Ultimately, before U.S.-Americans can address this problem objectively and effectively, we need to take a long, hard look at the intersections between racism and language bias in this country. Why is it, for example, that we insist that some English accents (British, Irish, New Englander, even Southern) are legitimate (and even charming!) and some are not? Why are we so very uncomfortable with non-native English speakers speaking amongst themselves in their own language? Why do we insist that immigrants assimilate linguistically effective immediately, when anyone who has taken a foreign language class knows that fluency take years to develop? And whose comfort/welfare are we really considering when we make those demands? The children for whom English-proficiency will not only impact their future career prospects but the degree to which they may experience marginalization? Or those of us who just don’t want to be reminded that Other People live here too and don’t want to work a little harder to understand the person sitting across the table or behind the lectern.

Update:  From The Washington Post–Students learn a second language better if the instructor has the same accent as themselves.

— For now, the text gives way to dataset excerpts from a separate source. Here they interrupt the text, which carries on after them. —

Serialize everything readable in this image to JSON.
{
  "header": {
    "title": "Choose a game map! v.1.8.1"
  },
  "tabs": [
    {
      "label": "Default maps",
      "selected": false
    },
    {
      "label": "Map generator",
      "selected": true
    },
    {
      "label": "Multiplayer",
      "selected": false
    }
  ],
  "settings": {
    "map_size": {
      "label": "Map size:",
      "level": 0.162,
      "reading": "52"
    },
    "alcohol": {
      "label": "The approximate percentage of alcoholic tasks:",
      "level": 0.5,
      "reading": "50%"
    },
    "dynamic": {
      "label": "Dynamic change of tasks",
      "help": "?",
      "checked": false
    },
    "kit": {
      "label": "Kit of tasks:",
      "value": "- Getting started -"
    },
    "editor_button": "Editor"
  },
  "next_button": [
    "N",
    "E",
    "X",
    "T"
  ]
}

Update II:  From The Journal of Extension

Communication is a two-way process. Both the speaker and the listener have a responsibility for the act of communication. While different or foreign accents can sometimes interfere with the listener’s ability to understand the message, accents can conjure up negative evaluations of the speaker, reducing the listener’s willingness to accept their responsibility in the communication process. Sometimes, it becomes easy to say, “I simply can’t understand you,” placing full responsibility for the communication process on the speaker.